Colorado/Usa. Educare gli adolescenti alle droghe, non solo astinenza
Secondo quanto riporta il Denver Post, nel Colorado i programmi di educazione alle sostanze stupefacenti rivolti agli adolescenti stanno cambiando rotta in modo significativo: l'obiettivo non è più solo predicare l'astinenza assoluta, ma fornire ai ragazzi una conoscenza più ampia e realistica dei rischi legati all'uso di droghe.
Il cambiamento si inserisce in un contesto particolarmente complesso: il Colorado è stato, insieme allo Stato di Washington, il primo stato americano a legalizzare la marijuana a uso ricreativo, con il voto referendario del 2012 e l'avvio delle vendite al dettaglio nel gennaio 2014. In questo scenario, ignorare l'esistenza della cannabis come sostanza legalmente acquistabile dagli adulti — e dunque concretamente presente nell'ambiente in cui crescono i giovani — è diventato difficilmente sostenibile anche sul piano educativo.
Le nuove iniziative promosse da educatori e organizzazioni locali si ispirano al modello della riduzione del danno: anziché limitarsi a dire «non farlo», si punta a insegnare ai ragazzi a riconoscere i segnali di pericolo, a valutare le conseguenze delle proprie scelte e a sviluppare una consapevolezza critica rispetto all'uso di qualsiasi sostanza, legale o illegale.

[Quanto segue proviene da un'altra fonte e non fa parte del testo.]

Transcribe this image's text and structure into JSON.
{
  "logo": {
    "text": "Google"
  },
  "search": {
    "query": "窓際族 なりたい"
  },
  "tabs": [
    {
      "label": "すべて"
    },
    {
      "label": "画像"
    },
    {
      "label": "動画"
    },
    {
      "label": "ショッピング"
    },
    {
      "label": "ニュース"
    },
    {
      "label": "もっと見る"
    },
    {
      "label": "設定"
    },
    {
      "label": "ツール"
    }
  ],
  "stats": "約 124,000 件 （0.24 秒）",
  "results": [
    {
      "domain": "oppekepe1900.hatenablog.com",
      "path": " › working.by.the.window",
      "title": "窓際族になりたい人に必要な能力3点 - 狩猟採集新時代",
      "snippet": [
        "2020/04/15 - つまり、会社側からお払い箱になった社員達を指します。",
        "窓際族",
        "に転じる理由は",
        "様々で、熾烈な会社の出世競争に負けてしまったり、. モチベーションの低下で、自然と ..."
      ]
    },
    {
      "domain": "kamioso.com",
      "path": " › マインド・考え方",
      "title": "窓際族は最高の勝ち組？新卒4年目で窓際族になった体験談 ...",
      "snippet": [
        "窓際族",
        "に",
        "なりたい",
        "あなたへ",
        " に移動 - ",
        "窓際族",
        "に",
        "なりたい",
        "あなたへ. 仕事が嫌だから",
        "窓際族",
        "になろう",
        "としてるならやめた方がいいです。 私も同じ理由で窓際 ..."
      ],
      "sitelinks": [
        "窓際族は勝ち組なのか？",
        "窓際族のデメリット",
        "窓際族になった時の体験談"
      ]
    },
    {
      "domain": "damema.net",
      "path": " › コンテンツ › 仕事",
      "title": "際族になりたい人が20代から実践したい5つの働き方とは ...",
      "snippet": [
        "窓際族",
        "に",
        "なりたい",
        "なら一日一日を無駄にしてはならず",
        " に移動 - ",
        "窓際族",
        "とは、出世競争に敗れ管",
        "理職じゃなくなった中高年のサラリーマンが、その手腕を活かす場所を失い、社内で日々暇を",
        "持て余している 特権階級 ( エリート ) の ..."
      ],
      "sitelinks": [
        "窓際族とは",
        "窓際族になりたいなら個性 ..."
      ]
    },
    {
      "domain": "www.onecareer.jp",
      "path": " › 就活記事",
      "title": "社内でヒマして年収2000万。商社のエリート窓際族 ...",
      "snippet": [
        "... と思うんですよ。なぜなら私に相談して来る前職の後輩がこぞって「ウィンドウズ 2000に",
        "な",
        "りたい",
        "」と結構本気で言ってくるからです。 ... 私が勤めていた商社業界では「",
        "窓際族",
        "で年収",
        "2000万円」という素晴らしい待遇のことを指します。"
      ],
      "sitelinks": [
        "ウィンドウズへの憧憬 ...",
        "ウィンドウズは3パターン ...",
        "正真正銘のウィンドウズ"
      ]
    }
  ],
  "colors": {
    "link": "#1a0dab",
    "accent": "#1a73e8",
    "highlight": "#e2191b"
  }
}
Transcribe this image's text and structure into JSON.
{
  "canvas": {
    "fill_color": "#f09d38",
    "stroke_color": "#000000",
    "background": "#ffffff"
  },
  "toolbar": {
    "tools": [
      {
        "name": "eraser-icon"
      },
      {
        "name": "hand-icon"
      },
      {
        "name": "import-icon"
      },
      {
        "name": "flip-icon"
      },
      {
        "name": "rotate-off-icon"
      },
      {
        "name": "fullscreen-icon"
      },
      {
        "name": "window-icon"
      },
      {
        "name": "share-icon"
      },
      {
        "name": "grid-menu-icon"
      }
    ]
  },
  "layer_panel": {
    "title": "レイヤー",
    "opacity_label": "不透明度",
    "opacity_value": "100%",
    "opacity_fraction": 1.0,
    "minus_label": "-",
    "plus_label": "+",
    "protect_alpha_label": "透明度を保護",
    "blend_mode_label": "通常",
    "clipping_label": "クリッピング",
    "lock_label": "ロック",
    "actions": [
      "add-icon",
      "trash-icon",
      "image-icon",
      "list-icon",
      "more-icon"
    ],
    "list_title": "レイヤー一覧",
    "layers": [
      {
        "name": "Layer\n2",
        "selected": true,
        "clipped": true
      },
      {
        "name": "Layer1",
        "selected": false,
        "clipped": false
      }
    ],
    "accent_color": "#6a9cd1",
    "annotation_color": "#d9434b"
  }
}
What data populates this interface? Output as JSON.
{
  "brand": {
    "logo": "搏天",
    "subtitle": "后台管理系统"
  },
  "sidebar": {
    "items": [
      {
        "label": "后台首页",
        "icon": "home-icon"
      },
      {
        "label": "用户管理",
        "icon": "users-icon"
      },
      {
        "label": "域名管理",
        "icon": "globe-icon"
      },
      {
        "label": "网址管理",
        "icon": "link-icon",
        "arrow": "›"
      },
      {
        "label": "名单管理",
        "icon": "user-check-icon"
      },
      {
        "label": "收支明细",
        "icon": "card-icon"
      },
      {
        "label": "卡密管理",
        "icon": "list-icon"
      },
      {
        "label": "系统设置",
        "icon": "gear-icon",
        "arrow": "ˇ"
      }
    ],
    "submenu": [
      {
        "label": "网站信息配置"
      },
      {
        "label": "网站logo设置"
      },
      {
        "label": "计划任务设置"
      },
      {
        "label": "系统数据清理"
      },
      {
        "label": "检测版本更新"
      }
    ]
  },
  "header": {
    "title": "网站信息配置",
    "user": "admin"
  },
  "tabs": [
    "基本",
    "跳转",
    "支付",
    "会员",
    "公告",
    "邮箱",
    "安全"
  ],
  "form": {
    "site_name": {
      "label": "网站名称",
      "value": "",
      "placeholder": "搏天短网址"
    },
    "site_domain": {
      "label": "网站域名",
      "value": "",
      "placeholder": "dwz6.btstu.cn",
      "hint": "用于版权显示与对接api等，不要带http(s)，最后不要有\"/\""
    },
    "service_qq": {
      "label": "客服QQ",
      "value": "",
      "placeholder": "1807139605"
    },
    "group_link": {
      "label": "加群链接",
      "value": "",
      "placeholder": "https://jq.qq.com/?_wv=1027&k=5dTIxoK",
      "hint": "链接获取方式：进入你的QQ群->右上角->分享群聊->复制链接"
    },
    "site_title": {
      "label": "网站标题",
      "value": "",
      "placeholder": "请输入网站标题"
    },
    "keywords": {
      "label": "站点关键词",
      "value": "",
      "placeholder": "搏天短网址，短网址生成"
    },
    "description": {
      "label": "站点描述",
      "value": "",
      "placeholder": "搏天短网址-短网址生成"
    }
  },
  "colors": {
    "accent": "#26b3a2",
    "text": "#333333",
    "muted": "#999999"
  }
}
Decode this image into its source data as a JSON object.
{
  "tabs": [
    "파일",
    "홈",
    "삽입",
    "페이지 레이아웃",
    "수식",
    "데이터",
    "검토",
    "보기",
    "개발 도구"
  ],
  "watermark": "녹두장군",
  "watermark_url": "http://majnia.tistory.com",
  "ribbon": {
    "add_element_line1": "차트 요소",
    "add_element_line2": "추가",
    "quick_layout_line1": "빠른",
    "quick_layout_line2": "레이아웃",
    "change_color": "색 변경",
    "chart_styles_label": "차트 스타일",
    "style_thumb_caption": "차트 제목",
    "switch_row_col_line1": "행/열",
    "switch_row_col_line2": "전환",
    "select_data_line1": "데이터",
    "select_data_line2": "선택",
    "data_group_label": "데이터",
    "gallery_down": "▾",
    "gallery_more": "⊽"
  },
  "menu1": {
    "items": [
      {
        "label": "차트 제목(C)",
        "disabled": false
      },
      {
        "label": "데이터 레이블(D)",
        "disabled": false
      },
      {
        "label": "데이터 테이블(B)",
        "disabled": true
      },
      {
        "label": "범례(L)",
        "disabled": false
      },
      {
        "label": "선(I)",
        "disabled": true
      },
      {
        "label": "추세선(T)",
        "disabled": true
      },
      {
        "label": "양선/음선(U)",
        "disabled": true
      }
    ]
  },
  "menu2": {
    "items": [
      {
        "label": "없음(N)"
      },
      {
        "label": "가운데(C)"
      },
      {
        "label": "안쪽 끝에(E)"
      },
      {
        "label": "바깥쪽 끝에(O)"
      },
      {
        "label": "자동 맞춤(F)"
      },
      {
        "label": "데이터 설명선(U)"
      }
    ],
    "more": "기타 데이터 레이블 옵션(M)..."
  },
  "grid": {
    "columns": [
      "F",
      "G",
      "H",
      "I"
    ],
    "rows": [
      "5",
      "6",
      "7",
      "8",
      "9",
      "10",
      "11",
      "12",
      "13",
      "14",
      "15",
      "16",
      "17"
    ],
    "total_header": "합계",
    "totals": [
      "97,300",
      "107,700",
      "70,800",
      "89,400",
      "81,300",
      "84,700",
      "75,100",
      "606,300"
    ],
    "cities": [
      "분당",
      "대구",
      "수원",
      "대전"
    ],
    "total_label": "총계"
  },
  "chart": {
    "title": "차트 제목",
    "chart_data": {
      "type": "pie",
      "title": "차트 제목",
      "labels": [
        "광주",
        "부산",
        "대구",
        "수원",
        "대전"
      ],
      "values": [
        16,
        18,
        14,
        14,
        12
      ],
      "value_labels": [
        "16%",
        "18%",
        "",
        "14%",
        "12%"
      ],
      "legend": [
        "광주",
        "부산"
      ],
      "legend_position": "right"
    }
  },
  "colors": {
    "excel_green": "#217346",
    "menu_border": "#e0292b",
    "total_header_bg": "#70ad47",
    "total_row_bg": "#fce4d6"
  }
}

Questo approccio non rinuncia a scoraggiare il consumo, ma riconosce che una parte degli adolescenti entrerà comunque in contatto con le droghe e che occorre fornire loro strumenti concreti per affrontare tali situazioni in modo informato. La sfida, per gli operatori, è bilanciare la prevenzione con la credibilità: messaggi percepiti come irrealistici o moralistici rischiano di essere ignorati proprio dai ragazzi più a rischio.
Sul fronte scientifico, studi condotti sull'esperienza del Colorado dopo la legalizzazione indicano che i tassi di consumo di cannabis tra gli adolescenti sono rimasti sostanzialmente stabili, mentre l'uso tra i giovani adulti è cresciuto. Destano invece preoccupazione la diffusione di prodotti ad alto contenuto di THC e i potenziali rischi per la salute mentale dei consumatori più giovani, il cui cervello è ancora in fase di sviluppo e risulta più vulnerabile agli effetti delle sostanze psicoattive.